In what we’ve traditionally understood as cheating, plagiarism and fraud, the foundational problem isn’t that one isn’t putting the work in, but that one isn’t representing themselves honestly to others. Being social beings, we have to be able to rely on one another. In an academic setting, part of that relying on one another is the ability to trust that what a student tells me in their academic work accurately reflects how it was made. If a student pays someone else to write an essay and submits that essay with their own name on top, the submission is a lie—it is duplicitous and does not accurately reflect how the essay was made due to the conventions of what putting one’s name at the top of a piece of paper or a file means. One’s name at the top is a claim that “I have made this thing.” When words or ideas in that thing are not ours, we cite where we found those words and ideas. This convention of citation assures our readers or viewers how it is that we can have words or ideas that are not our own in our work and yet the work still reflects the reality of how it was made. The matching of representation with reality makes for integrity and builds trust.
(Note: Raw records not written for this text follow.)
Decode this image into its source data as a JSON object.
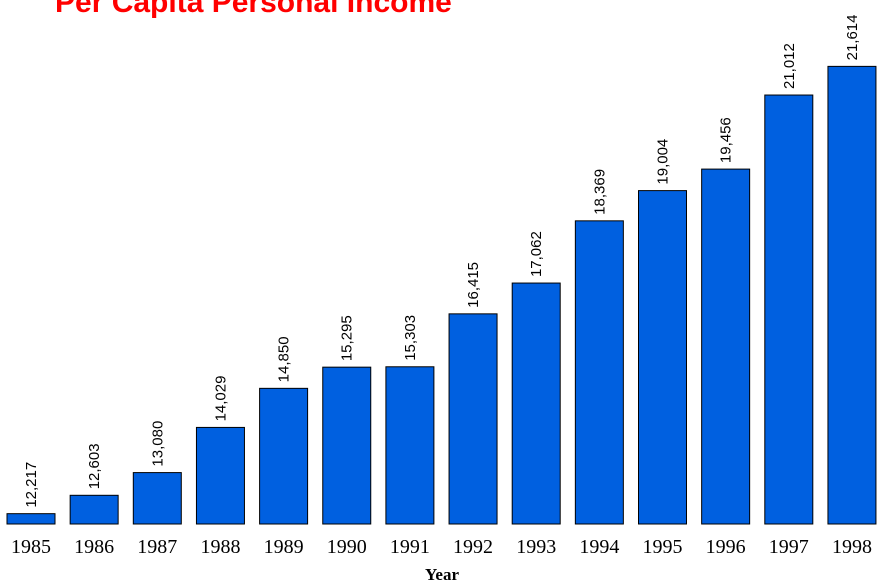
{
  "chart_data": {
    "type": "bar",
    "title": "Per Capita Personal Income",
    "x_label": "Year",
    "categories": [
      "1985",
      "1986",
      "1987",
      "1988",
      "1989",
      "1990",
      "1991",
      "1992",
      "1993",
      "1994",
      "1995",
      "1996",
      "1997",
      "1998"
    ],
    "values": [
      12217,
      12603,
      13080,
      14029,
      14850,
      15295,
      15303,
      16415,
      17062,
      18369,
      19004,
      19456,
      21012,
      21614
    ],
    "value_labels": [
      "12,217",
      "12,603",
      "13,080",
      "14,029",
      "14,850",
      "15,295",
      "15,303",
      "16,415",
      "17,062",
      "18,369",
      "19,004",
      "19,456",
      "21,012",
      "21,614"
    ],
    "color": "#0060e0",
    "ylim": [
      12000,
      22000
    ]
  }
}
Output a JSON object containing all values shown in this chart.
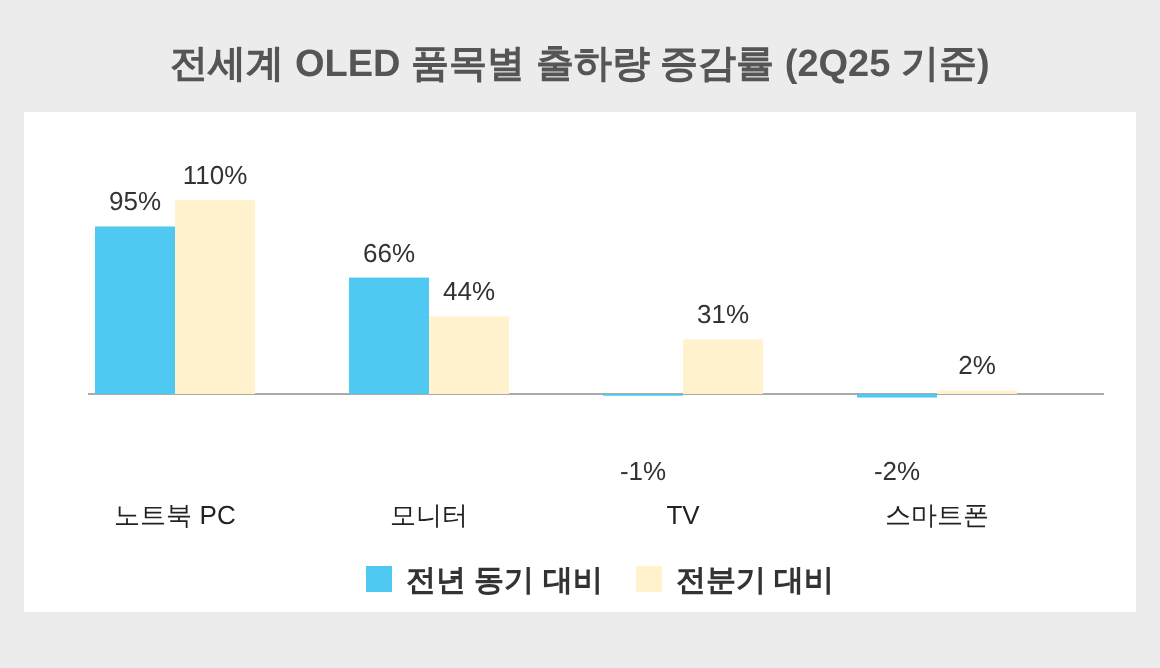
{
  "chart_data": {
    "type": "bar",
    "title": "전세계 OLED 품목별 출하량 증감률 (2Q25 기준)",
    "categories": [
      "노트북 PC",
      "모니터",
      "TV",
      "스마트폰"
    ],
    "series": [
      {
        "name": "전년 동기 대비",
        "color": "#4fc9f2",
        "values": [
          95,
          66,
          -1,
          -2
        ],
        "value_labels": [
          "95%",
          "66%",
          "-1%",
          "-2%"
        ]
      },
      {
        "name": "전분기 대비",
        "color": "#fff2cc",
        "values": [
          110,
          44,
          31,
          2
        ],
        "value_labels": [
          "110%",
          "44%",
          "31%",
          "2%"
        ]
      }
    ],
    "legend": "bottom"
  }
}
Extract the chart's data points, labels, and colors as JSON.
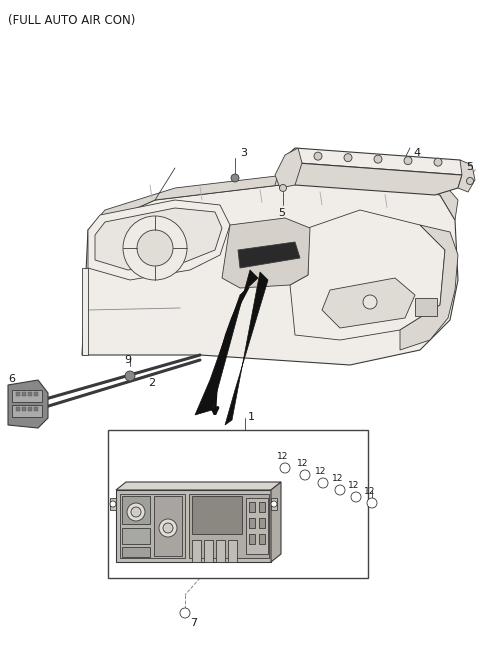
{
  "title": "(FULL AUTO AIR CON)",
  "bg_color": "#ffffff",
  "text_color": "#1a1a1a",
  "title_fontsize": 8.5,
  "label_fontsize": 8,
  "small_fontsize": 7,
  "figsize": [
    4.8,
    6.56
  ],
  "dpi": 100,
  "line_color": "#3a3a3a",
  "fill_light": "#f0ede8",
  "fill_mid": "#dbd7d0",
  "fill_dark": "#c8c3bc"
}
The essay I read in May might have been representing the reality of how it was made. And maybe it wasn’t. But the hype and the constant discussion surrounding LLM-based chat bots and, frankly, the fact that I have seen so many cases of students trying to pass synthetic text off as their own without appropriate attribution have for the moment conditioned me to mistrust my students somewhat. And I hate that.

I went to college because I found an Old English poem in a library book once in my early 20s (I had to go to college to find out how this Old English stuff worked). And I went to graduate school because I had found the riches of a liberal education far more valuable and exciting than other paths I could see as possibilities for my life. I became a (non-tenure-track) professor because I wanted to share all the things I’d learned with folks coming up in the world and to learn from them as well. I’ve stayed because I love the common scrutinizing of reality that I get to do with my students and my colleagues every day. We’re striving for knowledge together and, dare I say, wisdom. And we need to be able to trust one another to continue that dialogue. I’m looking forward to when this moment has died down and we can focus on other more important matters again. Like celebrating the arts. Like questioning systems of power and thought. Like compelling arguments. Like how we can imagine better futures for ourselves and one another.

In the meantime, I’ll likely continue having versions of this conversation I had with a student earlier this term:

Student: Why can’t I just use a chat bot to write this essay?

Me: Because I don’t care about what OpenAI’s products can do. I care about what you’re thinking.

Jacob Riyeff is a teaching associate professor and the academic integrity director at Marquette University.